Into the white tranquillity of the little living-room she rushed like one seeking sanctuary, and poured out to the tall, strong woman the pitiable story, sobbing convulsively and clinging to her like a child. Mary sat for a time in a silence only broken by the trills and sweet high notes of the canary. When she spoke it was with a still desolation of wo that frightened Mrs. Miller into quiet.

"Between us we have ruined his life — we have utterly ruined his life —"

Fanny broke in with eager self-reproach: "No words can tell how I blame myself for what I did in —" But Mary's even voice went on: "I do not blame you; I blame myself. I knew Ralph. I knew in my heart that this was a time when your worldly wisdom was the maddest folly. I should have been strong enough to stand between you and your son and save him from your pharisaical self-confidence — but that is past! I cannot endure to think what I should have done. What we must think now is that we must in some miraculous way save some little, little remnants of his happiness. To give our whole lives to doing that is a miserably small return for the injury we have done him. No — oh, no!" she cried suddenly, rising and throwing off Mrs. Miller, who was still clinging to her, "I may not have even that poor consolation. I may not come near to him. He must never see me. He has loved me, he may love me yet, he may always love me, and the only thing I can do for him is to stand far off!"
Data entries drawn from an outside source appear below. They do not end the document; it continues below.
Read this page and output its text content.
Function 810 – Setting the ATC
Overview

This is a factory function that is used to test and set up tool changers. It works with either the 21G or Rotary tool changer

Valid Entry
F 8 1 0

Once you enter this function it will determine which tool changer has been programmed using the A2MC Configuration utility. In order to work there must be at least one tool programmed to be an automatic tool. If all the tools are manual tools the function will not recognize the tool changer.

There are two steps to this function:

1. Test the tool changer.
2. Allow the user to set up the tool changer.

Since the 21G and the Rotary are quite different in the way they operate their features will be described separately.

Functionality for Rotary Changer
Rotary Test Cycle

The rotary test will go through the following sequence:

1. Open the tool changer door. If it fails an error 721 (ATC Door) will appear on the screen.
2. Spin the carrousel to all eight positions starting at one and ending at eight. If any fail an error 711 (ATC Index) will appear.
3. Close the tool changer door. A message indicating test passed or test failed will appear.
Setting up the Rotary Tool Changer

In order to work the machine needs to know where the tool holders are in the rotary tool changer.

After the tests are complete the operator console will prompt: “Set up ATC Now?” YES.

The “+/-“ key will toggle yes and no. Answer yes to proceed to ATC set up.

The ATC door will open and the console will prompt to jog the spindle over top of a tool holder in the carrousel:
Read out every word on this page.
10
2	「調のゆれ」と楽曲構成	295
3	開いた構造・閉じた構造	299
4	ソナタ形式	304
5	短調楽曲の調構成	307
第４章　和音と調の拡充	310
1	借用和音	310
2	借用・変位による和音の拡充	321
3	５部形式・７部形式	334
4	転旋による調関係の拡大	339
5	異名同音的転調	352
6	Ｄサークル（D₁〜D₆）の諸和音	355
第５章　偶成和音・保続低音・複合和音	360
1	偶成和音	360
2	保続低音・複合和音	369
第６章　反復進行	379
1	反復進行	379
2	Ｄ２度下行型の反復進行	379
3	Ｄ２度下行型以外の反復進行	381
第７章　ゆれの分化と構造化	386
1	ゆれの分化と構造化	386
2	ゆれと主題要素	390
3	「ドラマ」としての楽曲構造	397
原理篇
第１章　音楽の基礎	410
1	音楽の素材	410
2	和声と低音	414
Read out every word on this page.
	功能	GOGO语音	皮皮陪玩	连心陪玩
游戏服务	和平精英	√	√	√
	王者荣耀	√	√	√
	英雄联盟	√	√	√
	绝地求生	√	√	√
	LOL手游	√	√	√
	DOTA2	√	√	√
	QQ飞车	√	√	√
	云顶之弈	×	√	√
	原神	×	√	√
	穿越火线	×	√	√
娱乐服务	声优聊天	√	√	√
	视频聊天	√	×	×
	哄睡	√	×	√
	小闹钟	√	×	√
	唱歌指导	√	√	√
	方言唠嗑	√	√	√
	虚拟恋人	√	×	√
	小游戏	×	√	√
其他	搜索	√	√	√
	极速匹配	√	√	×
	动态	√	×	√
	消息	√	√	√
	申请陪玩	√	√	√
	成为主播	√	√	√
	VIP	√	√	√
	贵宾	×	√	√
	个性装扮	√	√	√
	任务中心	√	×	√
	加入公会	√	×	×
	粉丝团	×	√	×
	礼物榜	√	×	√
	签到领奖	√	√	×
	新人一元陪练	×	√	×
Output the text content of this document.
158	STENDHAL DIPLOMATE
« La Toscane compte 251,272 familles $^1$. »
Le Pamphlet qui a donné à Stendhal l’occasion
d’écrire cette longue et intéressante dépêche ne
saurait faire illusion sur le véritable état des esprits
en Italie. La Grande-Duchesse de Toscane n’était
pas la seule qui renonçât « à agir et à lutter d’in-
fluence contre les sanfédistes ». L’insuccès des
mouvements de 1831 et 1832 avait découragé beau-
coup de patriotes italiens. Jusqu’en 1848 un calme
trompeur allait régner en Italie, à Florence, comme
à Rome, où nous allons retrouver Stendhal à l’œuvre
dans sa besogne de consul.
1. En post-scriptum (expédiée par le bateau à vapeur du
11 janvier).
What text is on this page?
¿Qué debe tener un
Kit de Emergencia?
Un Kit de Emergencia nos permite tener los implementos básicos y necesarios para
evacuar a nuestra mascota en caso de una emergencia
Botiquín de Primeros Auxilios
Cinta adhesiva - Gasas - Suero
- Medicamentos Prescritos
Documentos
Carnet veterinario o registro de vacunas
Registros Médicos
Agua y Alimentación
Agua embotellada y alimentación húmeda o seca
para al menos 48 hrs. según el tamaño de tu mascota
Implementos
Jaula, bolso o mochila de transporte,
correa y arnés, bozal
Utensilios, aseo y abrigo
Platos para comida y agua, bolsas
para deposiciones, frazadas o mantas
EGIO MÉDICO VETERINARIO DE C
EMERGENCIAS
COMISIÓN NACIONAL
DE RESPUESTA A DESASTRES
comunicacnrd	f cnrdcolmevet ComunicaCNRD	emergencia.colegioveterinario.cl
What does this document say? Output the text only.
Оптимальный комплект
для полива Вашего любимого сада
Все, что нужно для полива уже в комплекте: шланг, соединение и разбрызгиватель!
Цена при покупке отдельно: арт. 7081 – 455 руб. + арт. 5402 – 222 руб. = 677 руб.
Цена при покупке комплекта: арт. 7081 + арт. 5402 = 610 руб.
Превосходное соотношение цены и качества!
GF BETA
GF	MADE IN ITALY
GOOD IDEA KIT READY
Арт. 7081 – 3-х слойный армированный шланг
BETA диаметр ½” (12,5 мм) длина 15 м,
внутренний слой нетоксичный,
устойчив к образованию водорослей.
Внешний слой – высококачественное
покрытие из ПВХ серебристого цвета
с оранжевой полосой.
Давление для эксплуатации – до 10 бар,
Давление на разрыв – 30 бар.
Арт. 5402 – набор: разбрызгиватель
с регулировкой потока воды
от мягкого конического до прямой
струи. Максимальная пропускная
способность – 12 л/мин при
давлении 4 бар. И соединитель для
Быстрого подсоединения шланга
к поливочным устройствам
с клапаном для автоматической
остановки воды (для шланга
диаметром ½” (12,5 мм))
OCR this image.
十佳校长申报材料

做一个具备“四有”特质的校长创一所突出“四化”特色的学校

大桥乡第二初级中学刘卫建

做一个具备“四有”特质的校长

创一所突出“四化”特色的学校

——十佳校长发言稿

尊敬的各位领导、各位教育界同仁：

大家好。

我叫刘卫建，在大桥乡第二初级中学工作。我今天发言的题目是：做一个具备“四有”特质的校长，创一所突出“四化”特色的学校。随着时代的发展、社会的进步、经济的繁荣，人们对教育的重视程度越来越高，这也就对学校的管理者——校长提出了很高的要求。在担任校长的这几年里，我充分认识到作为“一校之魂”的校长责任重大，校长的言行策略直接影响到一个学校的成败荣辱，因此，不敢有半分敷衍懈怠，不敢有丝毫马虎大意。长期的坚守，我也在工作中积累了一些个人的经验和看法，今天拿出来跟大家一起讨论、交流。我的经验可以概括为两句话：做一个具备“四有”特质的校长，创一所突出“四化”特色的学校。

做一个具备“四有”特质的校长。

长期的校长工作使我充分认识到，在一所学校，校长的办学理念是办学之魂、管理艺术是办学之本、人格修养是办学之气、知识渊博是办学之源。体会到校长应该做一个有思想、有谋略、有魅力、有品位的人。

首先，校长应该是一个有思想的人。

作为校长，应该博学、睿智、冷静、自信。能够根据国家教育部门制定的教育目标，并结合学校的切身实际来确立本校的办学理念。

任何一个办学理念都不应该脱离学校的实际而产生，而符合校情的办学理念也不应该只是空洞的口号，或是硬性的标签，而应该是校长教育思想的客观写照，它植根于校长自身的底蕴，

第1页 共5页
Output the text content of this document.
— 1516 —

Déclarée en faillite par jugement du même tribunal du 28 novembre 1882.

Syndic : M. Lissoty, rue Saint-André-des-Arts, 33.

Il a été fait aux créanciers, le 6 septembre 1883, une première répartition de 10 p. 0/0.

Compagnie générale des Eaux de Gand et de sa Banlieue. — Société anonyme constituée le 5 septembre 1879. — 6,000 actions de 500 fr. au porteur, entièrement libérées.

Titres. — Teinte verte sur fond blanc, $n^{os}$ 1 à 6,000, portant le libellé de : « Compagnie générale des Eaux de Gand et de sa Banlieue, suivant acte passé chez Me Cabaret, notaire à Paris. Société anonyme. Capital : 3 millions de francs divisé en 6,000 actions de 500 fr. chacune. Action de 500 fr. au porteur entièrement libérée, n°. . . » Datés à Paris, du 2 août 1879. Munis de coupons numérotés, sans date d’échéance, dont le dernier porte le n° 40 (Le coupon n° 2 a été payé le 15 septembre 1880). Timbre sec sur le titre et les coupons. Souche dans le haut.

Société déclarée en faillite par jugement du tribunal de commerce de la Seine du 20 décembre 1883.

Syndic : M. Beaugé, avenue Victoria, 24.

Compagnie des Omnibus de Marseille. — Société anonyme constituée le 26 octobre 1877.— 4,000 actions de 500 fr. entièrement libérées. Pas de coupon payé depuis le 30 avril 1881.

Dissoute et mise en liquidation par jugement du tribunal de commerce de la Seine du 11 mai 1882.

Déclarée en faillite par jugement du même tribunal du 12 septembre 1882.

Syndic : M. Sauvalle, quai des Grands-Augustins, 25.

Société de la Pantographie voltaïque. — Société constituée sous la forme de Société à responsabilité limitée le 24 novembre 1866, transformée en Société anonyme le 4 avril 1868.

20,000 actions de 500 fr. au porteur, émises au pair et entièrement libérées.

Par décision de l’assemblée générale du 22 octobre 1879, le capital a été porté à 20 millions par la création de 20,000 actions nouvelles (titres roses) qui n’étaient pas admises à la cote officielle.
"But you!" — she took the mother by the shoulders with an almost savage grip — "you must work for both of us! You must at least give me that small satisfaction — that you will do everything I would do in your place. You must give your every breath to shielding him from the consequences of this step, you must welcome his wife, you must make her happy in this wretched town of gossips, you must love her, you must transform her by a sheer passion of desire into a fit companion for your son! You must sustain him in fidelity to her, you must make him love her, if only for her weakness!"

The grip of her hands was so tense that the other woman almost cried out. Fanny looked at the white face, again glowing with an exaltation of devotion. She did not dare embrace her. She felt a solemn awe of her.

And it was with this awe still in her heart that she went down to the train to meet Ralph and his wife. It was Fanny Miller's body that moved, but Mary Wilson's spirit animated it. She smiled at Ralph's drawn, unhappy face; she smiled at the awkward, half-shy, half-bold creature by his side; and it was with Mary Wilson's own love shining in her eyes that she drew Dottie to her and kissed the slack mouth, stained and disfigured with rouge.